雨の日の沼津港こそ穴場!屋内施設が徒歩2分圏内に密集している
沼津港といえば露天の干物屋や浜焼き屋が立ち並ぶイメージが強く、「雨の日は楽しめない」と思い込んでいる人が多いのですが、それは大きな誤解です。沼津港の屋内施設の充実ぶりは、国内の漁港でも有数の水準です。
完全屋内のフードマーケット「みなと新鮮館」は、館内に食堂・干物屋・土産店が集結しており、入口から出口まで雨に濡れる心配がありません。そこから徒歩わずか約2分の位置に「沼津港深海水族館(シーラカンス・ミュージアム)」があり、その一帯を包む複合エリア「港八十三番地」には飲食店・カフェ・VRアトラクションが屋内に揃っています。さらにもう一歩歩くと、地上30メートルの屋内展望を誇る大型展望水門「びゅうお」が控えています。
晴れた日は行列必至の深海水族館も、雨の日はスムーズに入館できることが多く、みなと新鮮館の食堂も比較的席が取りやすくなります。「天気が悪いから」と諦めず、むしろ雨の日こそ狙い目のエリアだと覚えておいてください。
コースの全体像と回り方のコツ
今回紹介するコースはこの順番で回るのが最も効率的です。
- みなと新鮮館(ランチ+土産ショッピング、約90〜120分)
- 沼津港深海水族館(深海体験、約60〜90分)
- 港八十三番地の屋内グルメ&アトラクション(カフェ休憩・体験、約30〜60分)
- 展望水門びゅうお(屋内展望と歴史展示、約30分)
スタートはみなと新鮮館に隣接する無料駐車場に車を停めてから。みなと新鮮館の入口を出たら、港沿いに港八十三番地方向へ向かい、深海水族館の看板を目印に徒歩約2分で到着します。深海水族館を出たら、港八十三番地内の屋内通路を歩いてカフェやショップを物色。最後は港の入口付近に立つびゅうおへ向かい、展望で締めくくります。各施設間の移動は短時間で、傘があれば問題ない距離感です。

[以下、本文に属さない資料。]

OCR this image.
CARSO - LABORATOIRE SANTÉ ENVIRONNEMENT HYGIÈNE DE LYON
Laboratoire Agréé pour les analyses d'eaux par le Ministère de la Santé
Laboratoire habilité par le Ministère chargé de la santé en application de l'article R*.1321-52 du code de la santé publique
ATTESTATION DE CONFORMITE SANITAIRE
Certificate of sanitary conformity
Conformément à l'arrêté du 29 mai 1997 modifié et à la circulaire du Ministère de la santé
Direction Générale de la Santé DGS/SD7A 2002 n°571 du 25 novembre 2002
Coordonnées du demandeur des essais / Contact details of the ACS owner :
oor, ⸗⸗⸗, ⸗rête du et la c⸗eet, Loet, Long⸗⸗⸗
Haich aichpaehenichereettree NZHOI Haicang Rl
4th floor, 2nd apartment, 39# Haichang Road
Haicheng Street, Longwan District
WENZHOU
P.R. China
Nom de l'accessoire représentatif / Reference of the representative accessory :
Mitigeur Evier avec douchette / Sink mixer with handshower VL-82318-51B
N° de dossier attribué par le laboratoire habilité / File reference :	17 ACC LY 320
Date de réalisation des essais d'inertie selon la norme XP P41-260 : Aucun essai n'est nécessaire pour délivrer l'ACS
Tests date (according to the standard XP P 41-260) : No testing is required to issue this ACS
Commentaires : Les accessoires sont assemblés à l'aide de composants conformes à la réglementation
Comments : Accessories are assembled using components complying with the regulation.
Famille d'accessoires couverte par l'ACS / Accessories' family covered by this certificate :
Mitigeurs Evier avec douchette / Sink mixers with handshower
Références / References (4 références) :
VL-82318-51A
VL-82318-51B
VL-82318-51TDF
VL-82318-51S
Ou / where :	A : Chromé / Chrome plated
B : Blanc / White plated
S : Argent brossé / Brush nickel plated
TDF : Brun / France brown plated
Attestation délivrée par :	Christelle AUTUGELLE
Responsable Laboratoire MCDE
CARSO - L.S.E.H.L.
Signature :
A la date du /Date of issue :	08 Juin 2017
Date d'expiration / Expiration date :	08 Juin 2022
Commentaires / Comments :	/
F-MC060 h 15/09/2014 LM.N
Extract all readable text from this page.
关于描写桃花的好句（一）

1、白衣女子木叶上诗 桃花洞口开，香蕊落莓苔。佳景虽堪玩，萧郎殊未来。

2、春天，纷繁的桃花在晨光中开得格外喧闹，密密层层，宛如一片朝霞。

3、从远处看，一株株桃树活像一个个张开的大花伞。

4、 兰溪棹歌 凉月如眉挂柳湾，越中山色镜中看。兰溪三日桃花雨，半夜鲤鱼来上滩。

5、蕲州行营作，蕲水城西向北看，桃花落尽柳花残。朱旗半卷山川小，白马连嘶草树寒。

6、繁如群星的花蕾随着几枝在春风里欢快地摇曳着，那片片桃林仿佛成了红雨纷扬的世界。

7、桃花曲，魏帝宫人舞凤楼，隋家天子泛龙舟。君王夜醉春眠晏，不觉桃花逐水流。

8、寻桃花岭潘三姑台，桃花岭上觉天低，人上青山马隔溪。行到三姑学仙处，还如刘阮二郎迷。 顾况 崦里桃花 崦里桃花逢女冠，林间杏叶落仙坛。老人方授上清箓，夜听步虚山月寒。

スタート推奨時刻は10時前後。みなと新鮮館(各店概ね10:00〜)と深海水族館(10:00〜18:00)がいずれも10時から開くため、朝のうちに動き出すのが効率的です。深海水族館の最終入館は17:30のため、遅くとも17時台には入館を済ませたいところ。逆にびゅうおは20:00まで開いているため(木曜は14:00まで)、コースのどこかで時間調整が必要な場合はびゅうおを先に訪れる手もあります。
①みなと新鮮館でランチ — 完全屋内の海鮮グルメマーケット
みなと新鮮館は沼津港の玄関口に建つ、船をイメージした外観の屋内フードマーケットです。館内には食堂・干物屋・土産店がひとつ屋根の下に集まり、外に出ることなく食事・買い物が完結します。定休日は第2・第4火曜(祝日除く)です。館内を一周しながらメニューを見比べられるのが屋内施設の強みで、「何を食べようか」と雨の中で悩む必要がありません。
食事に使えるおすすめの店を紹介します。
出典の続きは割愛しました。